My moment of clarity came on my 45th birthday last week. I had already been reflecting the fact that I was no longer on the upside of the 40's, instead I would be heading in the downward slide to 50. Half-way through my 40's on my way to 50. I got up the morning of my birthday, my young and beautiful 16 year old daughter was the first to call me and wish me happy-birthday (I was out of town on business). Not long after, my other young and beautiful 19yr old daughter called to do same. It was nice to hear from them and know that I am loved. I went about my business getting ready to meet my colleagues for breakfast. I went to breakfast and made no mention of the fact it was my birthday, I didn't want to acknowledge it really.

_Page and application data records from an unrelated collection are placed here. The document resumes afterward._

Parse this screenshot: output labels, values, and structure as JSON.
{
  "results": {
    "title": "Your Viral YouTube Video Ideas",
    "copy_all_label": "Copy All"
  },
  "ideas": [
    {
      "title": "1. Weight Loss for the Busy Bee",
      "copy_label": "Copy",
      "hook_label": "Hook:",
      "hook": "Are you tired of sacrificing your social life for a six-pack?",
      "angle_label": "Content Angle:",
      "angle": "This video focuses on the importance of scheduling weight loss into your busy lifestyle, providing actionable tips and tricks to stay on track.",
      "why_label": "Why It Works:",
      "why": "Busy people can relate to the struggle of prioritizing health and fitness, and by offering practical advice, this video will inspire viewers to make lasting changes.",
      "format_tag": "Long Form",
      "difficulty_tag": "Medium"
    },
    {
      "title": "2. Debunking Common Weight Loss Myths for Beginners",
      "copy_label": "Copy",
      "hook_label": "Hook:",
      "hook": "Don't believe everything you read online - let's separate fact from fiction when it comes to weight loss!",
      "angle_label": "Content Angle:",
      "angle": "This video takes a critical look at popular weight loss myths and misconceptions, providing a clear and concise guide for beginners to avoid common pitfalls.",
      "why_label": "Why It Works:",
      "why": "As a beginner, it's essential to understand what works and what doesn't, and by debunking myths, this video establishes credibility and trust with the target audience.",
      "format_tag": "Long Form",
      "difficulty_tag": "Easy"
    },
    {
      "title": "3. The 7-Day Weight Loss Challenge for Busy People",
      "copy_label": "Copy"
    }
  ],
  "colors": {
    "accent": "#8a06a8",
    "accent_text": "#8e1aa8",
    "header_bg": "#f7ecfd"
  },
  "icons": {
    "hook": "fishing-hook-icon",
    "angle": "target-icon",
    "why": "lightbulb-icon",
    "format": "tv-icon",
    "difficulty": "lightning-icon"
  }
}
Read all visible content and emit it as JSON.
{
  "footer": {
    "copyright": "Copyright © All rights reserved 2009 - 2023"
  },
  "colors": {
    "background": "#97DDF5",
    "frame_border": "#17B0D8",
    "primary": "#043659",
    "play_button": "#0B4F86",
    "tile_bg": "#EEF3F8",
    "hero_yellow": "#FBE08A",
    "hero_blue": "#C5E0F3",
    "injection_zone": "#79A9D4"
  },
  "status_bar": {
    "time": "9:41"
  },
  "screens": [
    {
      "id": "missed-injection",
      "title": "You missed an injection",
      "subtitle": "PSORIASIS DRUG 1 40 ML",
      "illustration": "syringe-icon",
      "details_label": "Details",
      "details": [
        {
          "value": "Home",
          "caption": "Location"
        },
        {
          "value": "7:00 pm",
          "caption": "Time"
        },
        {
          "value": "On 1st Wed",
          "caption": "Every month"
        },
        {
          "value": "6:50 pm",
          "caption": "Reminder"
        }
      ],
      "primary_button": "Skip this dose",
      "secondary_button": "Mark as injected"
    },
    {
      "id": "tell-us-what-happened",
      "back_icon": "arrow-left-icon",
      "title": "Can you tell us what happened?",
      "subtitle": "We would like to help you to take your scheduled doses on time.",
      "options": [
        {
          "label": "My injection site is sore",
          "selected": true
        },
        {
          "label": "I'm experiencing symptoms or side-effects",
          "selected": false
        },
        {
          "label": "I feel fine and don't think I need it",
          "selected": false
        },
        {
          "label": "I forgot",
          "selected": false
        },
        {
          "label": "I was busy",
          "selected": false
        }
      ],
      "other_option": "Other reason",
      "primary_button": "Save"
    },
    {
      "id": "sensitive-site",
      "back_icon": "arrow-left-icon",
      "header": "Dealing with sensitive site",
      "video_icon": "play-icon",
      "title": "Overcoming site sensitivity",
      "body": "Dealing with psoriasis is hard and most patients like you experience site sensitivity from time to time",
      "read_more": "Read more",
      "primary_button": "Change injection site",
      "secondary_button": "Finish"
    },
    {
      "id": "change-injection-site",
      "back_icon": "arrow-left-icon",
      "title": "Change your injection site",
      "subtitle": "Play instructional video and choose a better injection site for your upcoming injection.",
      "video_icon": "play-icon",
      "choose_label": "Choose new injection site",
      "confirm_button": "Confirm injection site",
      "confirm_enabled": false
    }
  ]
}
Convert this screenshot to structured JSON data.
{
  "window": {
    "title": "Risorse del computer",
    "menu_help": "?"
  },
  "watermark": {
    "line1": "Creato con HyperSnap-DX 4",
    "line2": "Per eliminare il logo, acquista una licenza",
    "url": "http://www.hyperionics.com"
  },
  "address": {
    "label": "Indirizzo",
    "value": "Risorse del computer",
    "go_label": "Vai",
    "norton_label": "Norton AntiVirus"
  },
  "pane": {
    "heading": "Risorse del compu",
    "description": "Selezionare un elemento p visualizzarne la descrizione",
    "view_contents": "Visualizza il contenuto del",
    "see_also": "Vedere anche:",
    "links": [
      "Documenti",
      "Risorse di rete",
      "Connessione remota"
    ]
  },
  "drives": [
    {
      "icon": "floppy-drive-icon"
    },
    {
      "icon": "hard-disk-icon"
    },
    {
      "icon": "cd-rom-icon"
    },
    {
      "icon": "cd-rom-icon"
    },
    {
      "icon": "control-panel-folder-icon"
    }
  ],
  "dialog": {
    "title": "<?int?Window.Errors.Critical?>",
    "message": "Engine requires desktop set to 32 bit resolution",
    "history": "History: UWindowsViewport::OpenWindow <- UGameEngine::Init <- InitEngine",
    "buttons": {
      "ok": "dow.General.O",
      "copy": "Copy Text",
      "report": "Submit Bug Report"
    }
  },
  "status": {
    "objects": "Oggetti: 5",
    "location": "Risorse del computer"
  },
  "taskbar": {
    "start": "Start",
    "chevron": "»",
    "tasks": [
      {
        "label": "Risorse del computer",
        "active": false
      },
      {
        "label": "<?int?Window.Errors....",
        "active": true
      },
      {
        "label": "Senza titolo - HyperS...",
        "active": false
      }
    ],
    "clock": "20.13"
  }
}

And then it happened, my moment of clarity. I went back to my room to fetch something before heading over to the conference for more meetings and I looked in the mirror. Aghast in horror, I saw a woman whose clothes were not hip, whose hairstyle hadn't drastically changed for over a decade, whose body was deplorable...and the makeup?
OH MY GOD...I FORGOT TO PUT ANY ON!
Yes, that was my moment of clarity.
I'm old.
But, as an old friend of mine used to say, it is what it is. I can't change my age, and I certainly don't feel all that old on the inside - at least not how my 15 year old self imagined it would feel. So what if my outside looks it?
This is why my blog address is named as it is. Every moment of (bitter) clarity I've ever had, has been followed by a (sweet) epiphany. Life is a wild ride and I'm sure rarely turns out as people expect it to. I may be frumpy and old, but - as they say - with age comes wisdom, and I think I finally understand the true meaning of this. My life has not turned out as I had planned, but I know enough to value the sweetness of my life and am smart enough to know that my 15 year old self had a lot of learning to do. Every person's life is a journey, and I believe we are measured by the depth and breadth of what we give of ourselves. I have a loving family and great friends who love me without the make-up! I hope that I've given of myself to the extent that they feel no need or want of more, but also know that I'll always be there with more anytime they want for it.
Love, and be loved.
That's all that matters in life.
Nothing else.
(On my birthday - I flew home and we went to dinner.)
4 comments:
And you are very loved, so consider the journey a resounding success!
-Hubby
Happy, happy birthday my dear, dear sister-friend.
You are so beautiful! I don't believe you that you are 45. You look as young as you feel.
I am looking forward to a time when we can celebrate our birthdays - when are you coming this way? We have time after Jan 1 to come south to you guys! And I have 3 weeks off in Feb - maybe we can rendezvous during that time?
I know that this year will be filled with much joy, happiness and laughter. May it also be filled with enough chaos for you to realize just how good everything is!
love you bunches and bunches!
Good Lord! I can't believe that someone actually has to come SOUTH to see you!
My moment of clarity came several years ago when I found myself humming to the grocery store music. I assume it is all downhill from that point.
You are a beautiful woman inside and out.
OH My Goodness! Welcome to the club. When I was younger (teens) I thought I would not live to see 30, only cause it was so OLD. Then it was 40 then 50 and now I'm thinking 60, still scares me. You are a loving and beautiful person and I we are so blessed to have you in our lives.